Metropolitan News-Enterprise

 

Friday, December 4, 2020

 

Page 1

 

Ninth Circuit:

District Court Ban on Soliciting Customers of Ex-Employer Exceeded Reasonable Bounds

 

By a MetNews Staff Writer

 

A District Court judge went overboard in barring ex-employees of a company, which is suing for theft of trade secrets, from soliciting business, in their now competing enterprises, from any of the plaintiff’s customers whose identities were revealed in pilfered records, the Ninth U.S. Circuit Court of Appeals has held, noting that the names of such potential customers can be readily ascertained from public sources.

The plaintiff is ExamWorks, LLC, a Georgia-based company which provides independent medical examinations at centers throughout the United States, as well as in the United Kingdom and Australia. Those sued are its ex-California employees Todd Baldini, Lawrence Stuart Girard, Abygail Bird and Pamella Tejada.

The opinion notes that Tejada entered into a settlement and has dismissed her appeal and Bird has indicated an intent to do the same.

Mueller’s Prohibition

Chief District Court Judge Kimberly Mueller of the Eastern District of California, in granting a preliminary injunction on June 3, declared:

“Defendants are hereby enjoined from conducting business with any individual or entity that did business with ExamWorks before defendants stopped working there to the extent those individuals or entities are identified in the bundle of trade secret materials misappropriated by defendants, including, without limitation, curated lists identifying ExamWorks’ clients, medical providers, and doctors; provided however that defendants are not precluded from lawfully announcing their new employment as long as any announcement does not make use of plaintiff’s trade secrets.”

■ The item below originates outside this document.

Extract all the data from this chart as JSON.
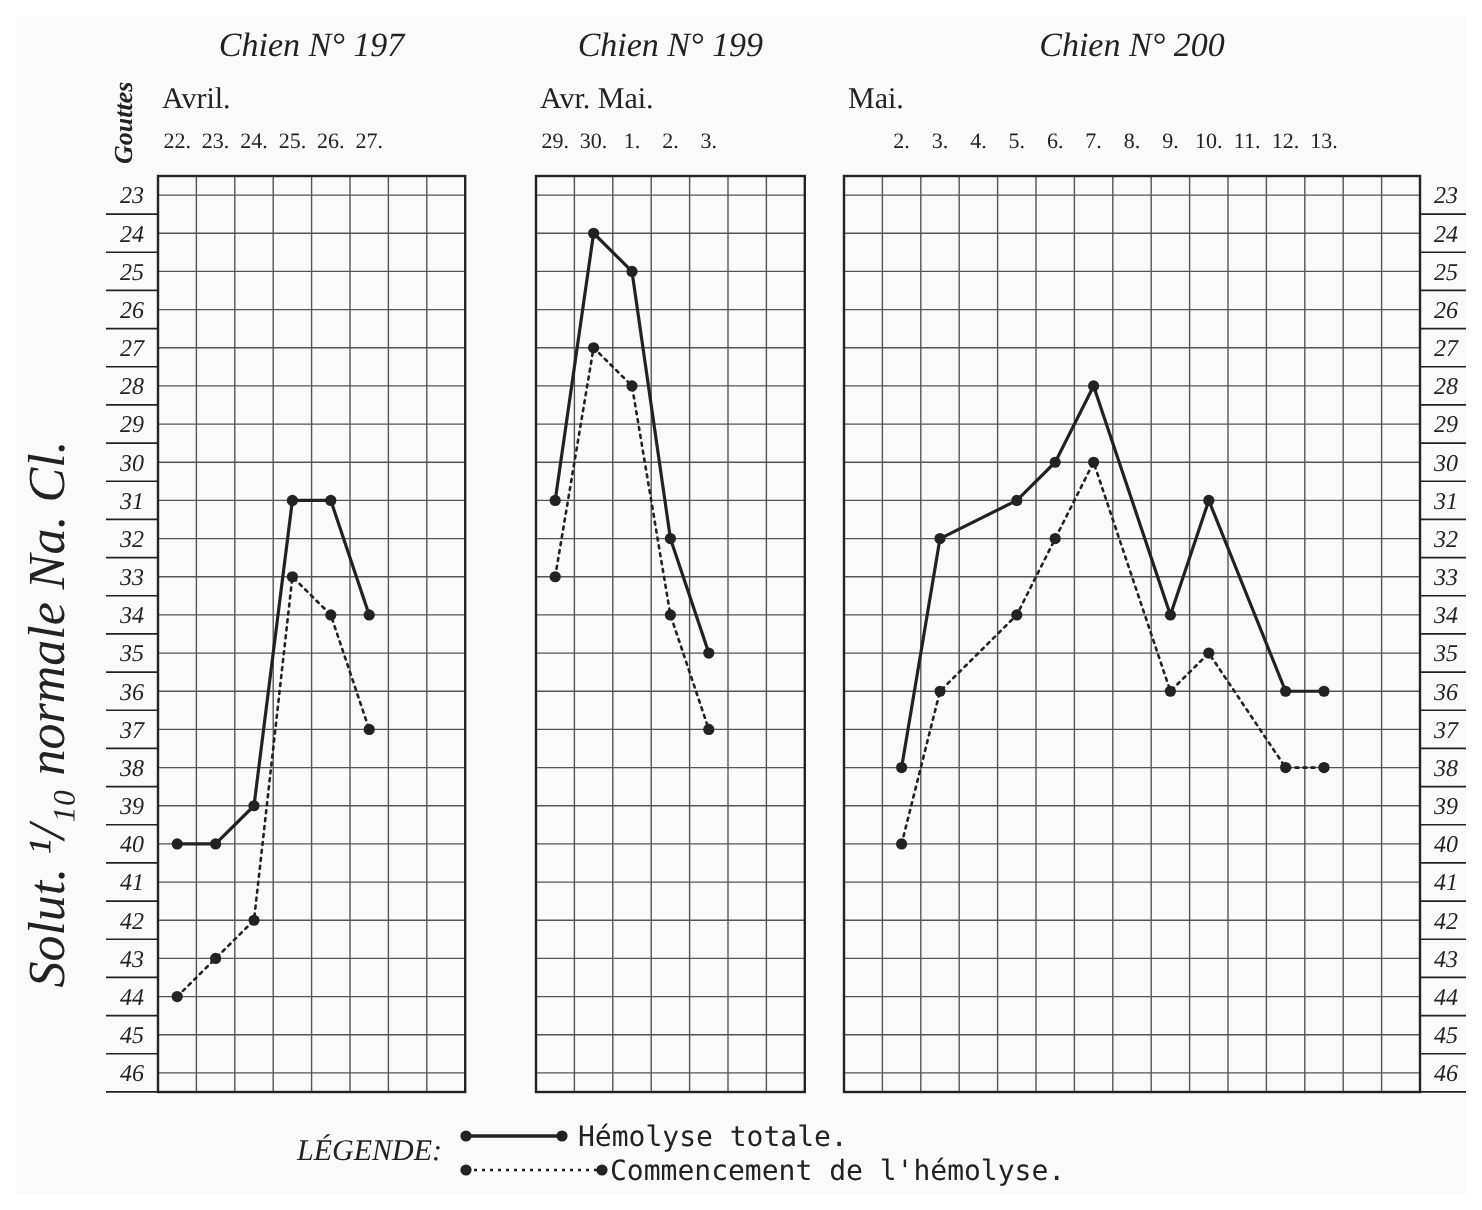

The remaining appellants, Baldini and Girard, in opposing that provision when it was proposed, admitted that they swiped ExamWorks information while employed by it, but said in their District Court opposition:

“Their devices and accounts have now been turned over to a forensic neutral and they will never have access to that material again. Baldini and Girard do not oppose an injunction to require the completion of the forensic inspections of their devices and accounts, or to prevent them from using or disclosing any ExamWorks confidential information. The proposed injunction, however, goes much farther than the law permits.”

Ninth Circuit’s Opinion

The Ninth Circuit panel agreed. In a memorandum opinion filed Wednesday, Judges Daniel Aaron Bress, Andrew D. Hurwitz, and Jacqueline H. Nguyen, said that neither California law relating to trade secrets—which was applied in the diversity case—nor the indistinguishable federal provisions, justify an order of such broad scope.

The opinion says:

“Defendants maintain, and ExamWorks does not dispute, that defendants can identify numerous potential customers through publicly available sources, such as online directories. While these customers may also be among ExamWorks’s thousands of customers, there is not a sufficient basis for enjoining defendants from conducting business with ExamWorks customers they have not solicited using the misappropriated trade secrets.”

The panel went on to specify:

“We appreciate that the district court was handling a fast-moving preliminary injunction proceeding and note that the defendants on appeal challenge only one portion of the preliminary injunction. The other portions of the preliminary injunction remain in effect. This includes the requirement that defendants are enjoined ‘from acquiring. accessing, disclosing, or using’ ExamWorks’s trade secrets, which on its own prohibits defendants from using ExamWorks’s trade-secret compilations to solicit ExamWorks’s customers.”

The case is ExamWorks, LLC v. Baldini, 20-16125.